Kanye West recently exposed the systemic racism of abortion when he stated, “Democrats have 'brainwashed' black Americans and effectively forces them to abort their children." After 45 years and 60 million abortions, abortion is now the most systemic institutional racism in the U.S.
Systemic institutional racism has three components: a minority population is oppressed or disproportionately controlled by a majority population based on racial hierarchy/bias/prejudice; it adversely impacts the social-economic, political, and educational equality of minorities; and government, medical, educational, and judicial institutions promote the racism. Abortion exceeds every definition of systemic institutional racism.
Abortion’s primary purpose is population control and in the U.S. the black and brown communities are the populations controlled. Sixty four percent of abortions are performed on black and brown women representing 33 percent of the population. Thirty nine percent of abortions are performed on black women, representing 13 percent of the population and 25 percent are brown women, representing 20 percent of the population. Thirty six million black and brown women have had abortions since Roe V Wade. This is 350,000 – 500,000 minorities per year or 1,300/day (deaths from opioids are 100/day) are aborted. Remember, for every abortion there are two people outside the womb affected. The CDC reports that black women are 3.5 times as likely to have an abortion as white women. These numbers point to a clear systemic institutional racism beyond all others.
A successful Christian black woman in her mid-30’s shared her story how at 18 she was pregnant and thought she was in love, only to find out that he didn't love her and he didn't want a child or a relationship. Her "boyfriend" pressured her to have an abortion. She went to a Planned Parenthood Center and was asked, “If you cannot afford diapers how can you afford a baby"? This question is used to manipulate women into having abortions. This question devalues human life to the price of diapers. It is not a health care question, and it targets “poor women and women of color,” which is racism. This is played out thousands of times every day.

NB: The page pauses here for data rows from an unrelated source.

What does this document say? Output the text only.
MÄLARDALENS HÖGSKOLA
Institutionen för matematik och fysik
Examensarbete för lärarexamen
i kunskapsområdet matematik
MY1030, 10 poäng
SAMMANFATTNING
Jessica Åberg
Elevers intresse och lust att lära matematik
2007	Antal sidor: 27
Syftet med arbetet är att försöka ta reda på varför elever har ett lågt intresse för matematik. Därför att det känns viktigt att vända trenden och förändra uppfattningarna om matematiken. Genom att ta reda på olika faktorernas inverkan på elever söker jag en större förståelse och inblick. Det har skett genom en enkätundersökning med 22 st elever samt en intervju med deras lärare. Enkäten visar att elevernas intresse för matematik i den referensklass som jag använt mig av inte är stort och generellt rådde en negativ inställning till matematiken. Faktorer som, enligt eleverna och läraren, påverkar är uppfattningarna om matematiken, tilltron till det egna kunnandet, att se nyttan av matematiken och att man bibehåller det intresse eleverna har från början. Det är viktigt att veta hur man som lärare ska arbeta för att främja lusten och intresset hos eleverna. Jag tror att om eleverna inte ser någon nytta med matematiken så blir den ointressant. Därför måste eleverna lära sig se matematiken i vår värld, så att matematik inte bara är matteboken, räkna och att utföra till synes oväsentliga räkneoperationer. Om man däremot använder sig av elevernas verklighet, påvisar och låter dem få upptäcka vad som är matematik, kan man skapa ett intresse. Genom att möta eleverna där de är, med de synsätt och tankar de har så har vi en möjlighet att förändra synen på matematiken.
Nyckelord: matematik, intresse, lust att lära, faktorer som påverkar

Abortion advocates use the phrase, "we want poor women and women of color to have access to abortions” to defend their actions. Planned Parenthood’s major objection to closing abortion clinics is because it will be a hardship on “poor women and women of color”. Rep Steve Cohen (D-Tenn.) refers to abortion as racism when he proclaims that the Hyde Amendment, which prevents the use of federal funds for abortion except to save the life of the woman or if the pregnancy arises from incest or rape, is racist.
Democratic candidates for president want to overturn the Hyde Amendment so poor women and women of color will have more access to abortions. Bernie Sanders responded to a question about climate change by advocating that “poor women in third world countries (women of color) should have access to abortion” to help control the population for climate change.

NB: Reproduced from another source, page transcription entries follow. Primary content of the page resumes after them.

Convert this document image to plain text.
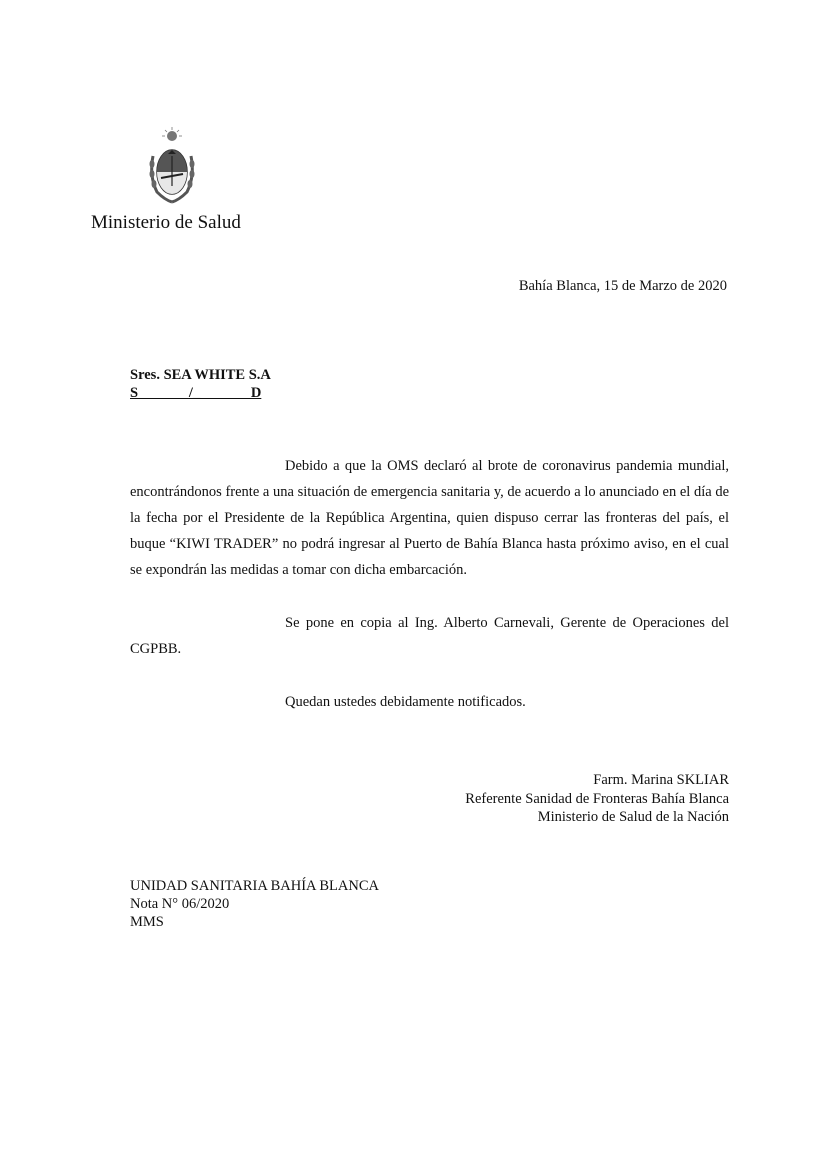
Ministerio de Salud
Bahía Blanca, 15 de Marzo de 2020
Sres. SEA WHITE S.A
S              /_              D

Debido a que la OMS declaró al brote de coronavirus pandemia mundial, encontrándonos frente a una situación de emergencia sanitaria y, de acuerdo a lo anunciado en el día de la fecha por el Presidente de la República Argentina, quien dispuso cerrar las fronteras del país, el buque “KIWI TRADER” no podrá ingresar al Puerto de Bahía Blanca hasta próximo aviso, en el cual se expondrán las medidas a tomar con dicha embarcación.

Se pone en copia al Ing. Alberto Carnevali, Gerente de Operaciones del CGPBB.

Quedan ustedes debidamente notificados.

Farm. Marina SKLIAR
Referente Sanidad de Fronteras Bahía Blanca
Ministerio de Salud de la Nación
UNIDAD SANITARIA BAHÍA BLANCA
Nota N° 06/2020
MMS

Rep. Ilhan Omar (D-Minn.), Rep. Rashida Tliab (D-Mich.), Rep. Alexandria Ocasio-Cortez (D-NY), and Rep. Ayanna Pressley (D-Mass.) want free abortions for undocumented immigrants, who are 90 percent “poor women and women of color”. There were more black babies aborted in New York last year than were born, and the governor just signed and celebrated a bill for late-term abortions that statistically will abort more black babies.

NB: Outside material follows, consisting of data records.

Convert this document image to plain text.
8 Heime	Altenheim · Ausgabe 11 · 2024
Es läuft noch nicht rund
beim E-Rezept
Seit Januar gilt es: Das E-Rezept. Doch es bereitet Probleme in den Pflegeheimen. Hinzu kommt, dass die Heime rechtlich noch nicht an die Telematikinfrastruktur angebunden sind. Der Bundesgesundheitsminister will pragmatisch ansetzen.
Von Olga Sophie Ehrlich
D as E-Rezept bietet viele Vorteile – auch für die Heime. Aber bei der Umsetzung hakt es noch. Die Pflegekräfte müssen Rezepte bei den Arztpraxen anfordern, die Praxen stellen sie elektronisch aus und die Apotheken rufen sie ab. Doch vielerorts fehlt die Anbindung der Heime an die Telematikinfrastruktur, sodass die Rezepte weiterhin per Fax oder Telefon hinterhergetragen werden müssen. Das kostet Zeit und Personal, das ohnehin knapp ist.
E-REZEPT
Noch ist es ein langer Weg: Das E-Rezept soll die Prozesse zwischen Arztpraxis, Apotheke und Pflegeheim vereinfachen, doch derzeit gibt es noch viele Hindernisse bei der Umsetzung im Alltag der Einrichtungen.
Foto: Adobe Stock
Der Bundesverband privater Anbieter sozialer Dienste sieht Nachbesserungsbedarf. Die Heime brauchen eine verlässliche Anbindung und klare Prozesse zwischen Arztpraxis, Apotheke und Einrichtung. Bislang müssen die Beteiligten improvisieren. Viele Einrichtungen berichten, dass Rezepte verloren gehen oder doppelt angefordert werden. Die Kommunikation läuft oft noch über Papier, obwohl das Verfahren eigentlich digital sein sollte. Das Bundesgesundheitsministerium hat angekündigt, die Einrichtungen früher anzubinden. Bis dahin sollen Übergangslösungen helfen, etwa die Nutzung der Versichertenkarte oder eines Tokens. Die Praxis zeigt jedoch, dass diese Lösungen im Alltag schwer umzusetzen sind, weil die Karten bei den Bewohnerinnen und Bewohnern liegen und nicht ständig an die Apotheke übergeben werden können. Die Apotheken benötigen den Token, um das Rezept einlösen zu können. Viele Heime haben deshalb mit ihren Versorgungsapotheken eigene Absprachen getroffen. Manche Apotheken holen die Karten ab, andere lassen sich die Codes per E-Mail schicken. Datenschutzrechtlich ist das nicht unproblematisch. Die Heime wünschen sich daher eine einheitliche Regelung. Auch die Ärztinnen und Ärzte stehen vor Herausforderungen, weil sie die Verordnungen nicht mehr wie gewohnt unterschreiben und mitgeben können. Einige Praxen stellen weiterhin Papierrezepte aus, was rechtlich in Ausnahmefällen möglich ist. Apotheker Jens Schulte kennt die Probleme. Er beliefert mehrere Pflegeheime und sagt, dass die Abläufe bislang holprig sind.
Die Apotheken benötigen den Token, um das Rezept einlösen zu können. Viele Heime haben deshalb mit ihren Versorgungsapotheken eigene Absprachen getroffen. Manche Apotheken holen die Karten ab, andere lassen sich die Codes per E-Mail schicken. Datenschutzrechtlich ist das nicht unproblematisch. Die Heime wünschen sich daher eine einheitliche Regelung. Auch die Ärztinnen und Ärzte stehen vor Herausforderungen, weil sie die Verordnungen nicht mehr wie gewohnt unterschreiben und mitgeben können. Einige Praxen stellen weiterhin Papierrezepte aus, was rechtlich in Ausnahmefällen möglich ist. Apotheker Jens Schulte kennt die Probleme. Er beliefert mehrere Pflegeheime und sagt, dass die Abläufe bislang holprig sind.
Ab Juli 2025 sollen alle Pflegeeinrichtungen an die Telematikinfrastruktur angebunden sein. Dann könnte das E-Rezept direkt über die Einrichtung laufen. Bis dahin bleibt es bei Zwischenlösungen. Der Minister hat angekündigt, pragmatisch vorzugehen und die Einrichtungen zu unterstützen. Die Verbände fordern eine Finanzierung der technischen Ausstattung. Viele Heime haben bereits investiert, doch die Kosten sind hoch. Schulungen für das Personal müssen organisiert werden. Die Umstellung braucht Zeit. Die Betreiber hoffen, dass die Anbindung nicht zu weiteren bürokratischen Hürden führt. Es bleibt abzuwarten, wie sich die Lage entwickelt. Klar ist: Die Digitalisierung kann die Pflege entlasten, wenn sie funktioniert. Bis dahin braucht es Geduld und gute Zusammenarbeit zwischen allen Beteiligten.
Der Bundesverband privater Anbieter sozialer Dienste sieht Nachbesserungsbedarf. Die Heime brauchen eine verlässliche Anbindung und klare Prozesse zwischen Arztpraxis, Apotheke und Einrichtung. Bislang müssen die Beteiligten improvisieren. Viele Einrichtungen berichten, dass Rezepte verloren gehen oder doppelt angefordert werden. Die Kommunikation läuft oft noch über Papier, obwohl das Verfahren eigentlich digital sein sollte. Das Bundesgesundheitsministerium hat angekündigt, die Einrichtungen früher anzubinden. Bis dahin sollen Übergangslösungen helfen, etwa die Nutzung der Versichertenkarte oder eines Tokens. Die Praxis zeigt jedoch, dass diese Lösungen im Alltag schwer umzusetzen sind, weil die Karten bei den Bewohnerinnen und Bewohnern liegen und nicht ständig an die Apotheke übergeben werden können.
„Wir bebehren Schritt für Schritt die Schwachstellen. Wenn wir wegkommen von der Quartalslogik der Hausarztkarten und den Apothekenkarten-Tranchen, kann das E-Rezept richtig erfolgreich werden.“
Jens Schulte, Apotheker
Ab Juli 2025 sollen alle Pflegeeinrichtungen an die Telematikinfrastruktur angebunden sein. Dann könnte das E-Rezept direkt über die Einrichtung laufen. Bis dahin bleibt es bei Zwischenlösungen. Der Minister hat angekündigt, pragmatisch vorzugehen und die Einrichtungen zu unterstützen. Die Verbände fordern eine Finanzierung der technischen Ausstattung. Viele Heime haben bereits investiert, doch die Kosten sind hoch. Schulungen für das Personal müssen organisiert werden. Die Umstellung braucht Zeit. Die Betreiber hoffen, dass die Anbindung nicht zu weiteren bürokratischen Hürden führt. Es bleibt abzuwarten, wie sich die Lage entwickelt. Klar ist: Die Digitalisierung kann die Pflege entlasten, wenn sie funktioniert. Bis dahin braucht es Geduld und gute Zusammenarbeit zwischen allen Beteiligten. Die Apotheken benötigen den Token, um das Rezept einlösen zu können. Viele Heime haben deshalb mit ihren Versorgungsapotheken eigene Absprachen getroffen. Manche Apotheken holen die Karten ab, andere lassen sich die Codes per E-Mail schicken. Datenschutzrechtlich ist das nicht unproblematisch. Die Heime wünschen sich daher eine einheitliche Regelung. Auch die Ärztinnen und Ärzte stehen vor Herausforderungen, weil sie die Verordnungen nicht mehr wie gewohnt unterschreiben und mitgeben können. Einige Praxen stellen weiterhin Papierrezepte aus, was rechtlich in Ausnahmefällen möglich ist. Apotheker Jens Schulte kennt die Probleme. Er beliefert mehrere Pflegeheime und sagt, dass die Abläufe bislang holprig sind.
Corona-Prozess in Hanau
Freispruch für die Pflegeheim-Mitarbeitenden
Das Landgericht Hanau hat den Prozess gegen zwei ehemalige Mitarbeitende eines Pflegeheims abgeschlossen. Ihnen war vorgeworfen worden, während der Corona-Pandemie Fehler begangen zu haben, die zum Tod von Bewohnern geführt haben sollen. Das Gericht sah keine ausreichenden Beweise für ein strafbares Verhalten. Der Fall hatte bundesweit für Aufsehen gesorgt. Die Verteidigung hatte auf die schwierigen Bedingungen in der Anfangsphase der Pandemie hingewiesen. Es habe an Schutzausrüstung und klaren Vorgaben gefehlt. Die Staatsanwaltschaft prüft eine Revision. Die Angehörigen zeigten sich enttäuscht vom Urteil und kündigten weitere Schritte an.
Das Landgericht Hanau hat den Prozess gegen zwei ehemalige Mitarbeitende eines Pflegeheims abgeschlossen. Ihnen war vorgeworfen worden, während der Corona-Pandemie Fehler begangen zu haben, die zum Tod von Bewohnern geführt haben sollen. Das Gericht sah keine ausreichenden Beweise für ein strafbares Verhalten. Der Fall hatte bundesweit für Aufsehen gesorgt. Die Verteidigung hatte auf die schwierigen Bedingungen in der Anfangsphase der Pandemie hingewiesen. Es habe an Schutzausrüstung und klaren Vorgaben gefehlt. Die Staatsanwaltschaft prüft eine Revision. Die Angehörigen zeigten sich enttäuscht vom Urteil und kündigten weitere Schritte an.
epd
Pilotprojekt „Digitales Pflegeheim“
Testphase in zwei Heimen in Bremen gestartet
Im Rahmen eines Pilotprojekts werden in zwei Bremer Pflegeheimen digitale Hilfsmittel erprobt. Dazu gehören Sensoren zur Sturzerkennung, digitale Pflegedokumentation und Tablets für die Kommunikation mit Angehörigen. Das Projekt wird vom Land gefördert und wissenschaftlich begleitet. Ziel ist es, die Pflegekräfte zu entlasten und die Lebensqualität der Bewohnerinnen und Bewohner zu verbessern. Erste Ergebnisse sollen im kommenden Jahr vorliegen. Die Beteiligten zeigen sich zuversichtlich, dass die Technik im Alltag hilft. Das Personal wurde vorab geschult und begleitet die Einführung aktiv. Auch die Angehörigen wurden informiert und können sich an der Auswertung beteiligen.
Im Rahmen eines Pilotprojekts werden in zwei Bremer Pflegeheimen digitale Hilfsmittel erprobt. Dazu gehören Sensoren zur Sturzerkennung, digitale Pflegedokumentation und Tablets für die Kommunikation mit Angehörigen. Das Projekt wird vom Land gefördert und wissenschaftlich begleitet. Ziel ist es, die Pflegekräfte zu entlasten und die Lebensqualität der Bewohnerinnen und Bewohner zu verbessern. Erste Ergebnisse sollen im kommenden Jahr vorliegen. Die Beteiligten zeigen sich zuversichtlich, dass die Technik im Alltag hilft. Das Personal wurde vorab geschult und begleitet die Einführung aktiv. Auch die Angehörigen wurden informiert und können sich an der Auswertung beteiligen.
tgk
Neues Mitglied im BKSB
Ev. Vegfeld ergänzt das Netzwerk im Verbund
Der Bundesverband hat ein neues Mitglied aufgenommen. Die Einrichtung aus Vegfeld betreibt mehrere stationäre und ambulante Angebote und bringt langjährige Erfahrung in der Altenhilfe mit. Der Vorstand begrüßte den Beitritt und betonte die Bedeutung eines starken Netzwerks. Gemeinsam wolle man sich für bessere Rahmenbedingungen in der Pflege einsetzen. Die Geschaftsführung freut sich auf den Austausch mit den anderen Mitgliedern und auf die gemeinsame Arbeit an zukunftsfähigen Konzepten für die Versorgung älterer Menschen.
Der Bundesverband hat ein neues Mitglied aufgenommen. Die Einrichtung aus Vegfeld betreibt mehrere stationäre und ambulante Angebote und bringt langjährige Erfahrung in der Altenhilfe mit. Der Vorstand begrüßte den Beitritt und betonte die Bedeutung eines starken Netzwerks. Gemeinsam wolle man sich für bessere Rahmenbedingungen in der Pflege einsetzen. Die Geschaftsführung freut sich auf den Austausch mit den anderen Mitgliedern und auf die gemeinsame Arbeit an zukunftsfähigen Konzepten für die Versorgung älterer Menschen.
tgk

Abortion is a major reason African Americans are not the majority-minority in the U.S. Systemic institutional racism of abortion must be addressed or it will continue to epidemically oppress the economic, political, and educational landscape of minorities for generations. Kanye is right, there is a disproportionate targeting of black and brown women to have an abortion. Here’s a challenge: find another systemic institutional racism that is comparable to the devastating impact of abortion.
Alex Clayton is pastor of the Northtown Church in Milwaukee, Wisconsin. Northtown is a multiethnic congregation (58 percent African American) in one of the most segregated cities in the United States.